# [USB] problème de périphériques

## gregool

Salut à tous

j'ai un soucis avec mes periphériques USB, je vais avoir du mal a le décrire :

"parfois" (toutes les 24H environ) j'ai un problème avec les périphériques USB de mon système : clavier souris

Bus 005 Device 002: ID 046d:c318 Logitech, Inc. Illuminated Keyboard

Bus 005 Device 003: ID 046d:c50e Logitech, Inc. MX-1000 Cordless Mouse Receiver

le problème arrive d'un coup, je ne peux plus cliquer en dehors d'une fenetre donnée, exemple je suis sur le forum je peux cliquer sur les topics, poster un message etc, mais je ne peux plus cliquer dans les menus de firefox, et quand ça arrive je peux me deplacer ou je veux mais impossible de cliquer en dehors de la maudite fenetre.

coté clavier impossible d'utiliser les raccourcis, pour corriger le problème je débranche/rebranche les périph et ça repart pour une heure ou plus...

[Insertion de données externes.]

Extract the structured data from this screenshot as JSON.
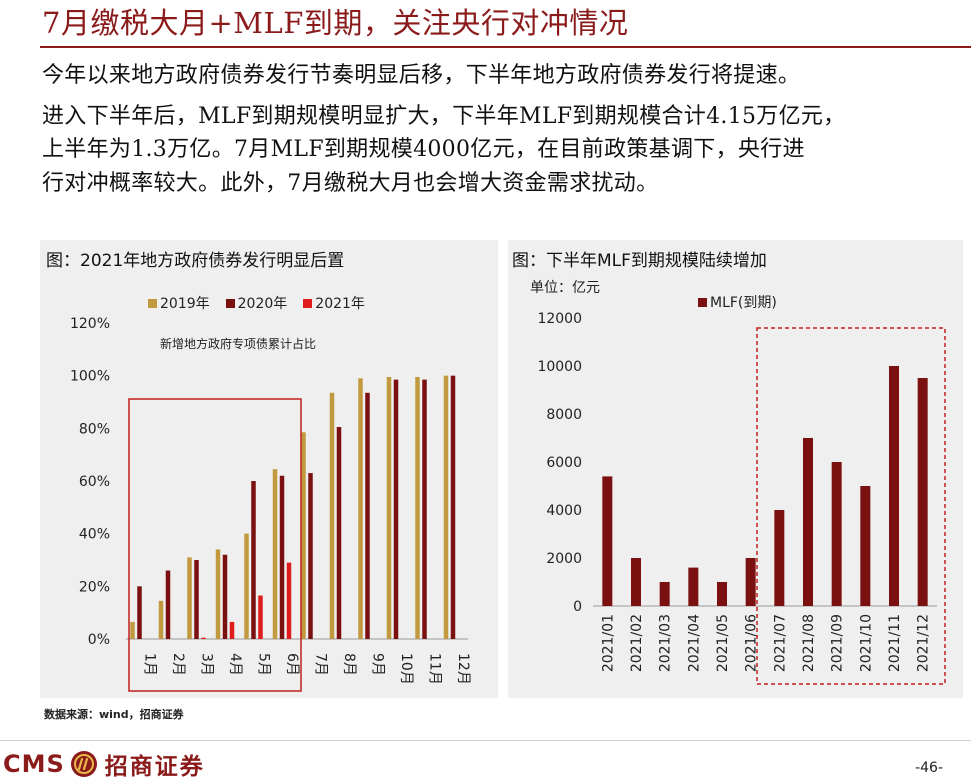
{
  "header": {
    "title": "7月缴税大月+MLF到期，关注央行对冲情况"
  },
  "body": {
    "lines": [
      "今年以来地方政府债券发行节奏明显后移，下半年地方政府债券发行将提速。",
      "进入下半年后，MLF到期规模明显扩大，下半年MLF到期规模合计4.15万亿元，",
      "上半年为1.3万亿。7月MLF到期规模4000亿元，在目前政策基调下，央行进",
      "行对冲概率较大。此外，7月缴税大月也会增大资金需求扰动。"
    ]
  },
  "colors": {
    "accent": "#8b1a1a",
    "bar_2019": "#c19a3f",
    "bar_2020": "#7a1010",
    "bar_2021": "#e01b1b",
    "highlight": "#c41e1e"
  },
  "left_chart": {
    "panel_title": "图：2021年地方政府债券发行明显后置",
    "note": "新增地方政府专项债累计占比"
  },
  "right_chart": {
    "panel_title": "图：下半年MLF到期规模陆续增加",
    "unit": "单位：亿元"
  },
  "chart_data": [
    {
      "type": "bar",
      "title": "图：2021年地方政府债券发行明显后置",
      "annotation": "新增地方政府专项债累计占比",
      "categories": [
        "1月",
        "2月",
        "3月",
        "4月",
        "5月",
        "6月",
        "7月",
        "8月",
        "9月",
        "10月",
        "11月",
        "12月"
      ],
      "series": [
        {
          "name": "2019年",
          "values": [
            6.5,
            14.5,
            31,
            34,
            40,
            64.5,
            78.5,
            93.5,
            99,
            99.5,
            99.5,
            100
          ]
        },
        {
          "name": "2020年",
          "values": [
            20,
            26,
            30,
            32,
            60,
            62,
            63,
            80.5,
            93.5,
            98.5,
            98.5,
            100
          ]
        },
        {
          "name": "2021年",
          "values": [
            0,
            0,
            0.5,
            6.5,
            16.5,
            29,
            null,
            null,
            null,
            null,
            null,
            null
          ]
        }
      ],
      "yticks": [
        "0%",
        "20%",
        "40%",
        "60%",
        "80%",
        "100%",
        "120%"
      ],
      "ylim": [
        0,
        120
      ],
      "legend_position": "top",
      "highlight_categories": [
        "1月",
        "6月"
      ]
    },
    {
      "type": "bar",
      "title": "图：下半年MLF到期规模陆续增加",
      "unit": "单位：亿元",
      "categories": [
        "2021/01",
        "2021/02",
        "2021/03",
        "2021/04",
        "2021/05",
        "2021/06",
        "2021/07",
        "2021/08",
        "2021/09",
        "2021/10",
        "2021/11",
        "2021/12"
      ],
      "series": [
        {
          "name": "MLF(到期)",
          "values": [
            5400,
            2000,
            1000,
            1600,
            1000,
            2000,
            4000,
            7000,
            6000,
            5000,
            10000,
            9500
          ]
        }
      ],
      "yticks": [
        "0",
        "2000",
        "4000",
        "6000",
        "8000",
        "10000",
        "12000"
      ],
      "ylim": [
        0,
        12000
      ],
      "legend_position": "top",
      "highlight_categories": [
        "2021/07",
        "2021/12"
      ]
    }
  ],
  "footer": {
    "source": "数据来源：wind，招商证券",
    "logo_text": "CMS",
    "logo_cn": "招商证券",
    "page_number": "-46-"
  }
}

par contre je peux monter une clé USB

j'ai testé les périph sur une autre machine et RAS, je pensais à un pb hardware sur la carte mère, quelqu'un aurait-il une suggestion de test avant que je ne change mon matériel?

Merci

----------

## ghoti

Perso, je ne crois pas un seul instant à un problème matériel ! 

Une chose est sûre : la souris clique donc point de vue matériel, ça fonctionne !

Mais comme elle est parfaitement incapable de faire la différence entre une fenêtre ou une autre, ce n'est sûrement pas elle qui est à mettre en cause ! 

J'en déduis que le problème ne peut être que logiciel et là, le terrain est vaste !

Malheureusement, tu ne nous donnes pas beaucoup de détails sur ta config logicielle ...

----------

## guilc

Problème de fenêtres et de raccourcis claviers...

Problème de window manager ? c'est lui qui gère tout ça, qui gère les fenêtres, et passe les raccourcis claviers aux applis après avoir traité ses raccourcis globaux...

Tu n'as rien qui pourrait être intéressant qui apparait dans le ~/.xsession-errors quand cela arrive ?

----------

## gregool

re,

merci de vous interesser au problème c'est sympa.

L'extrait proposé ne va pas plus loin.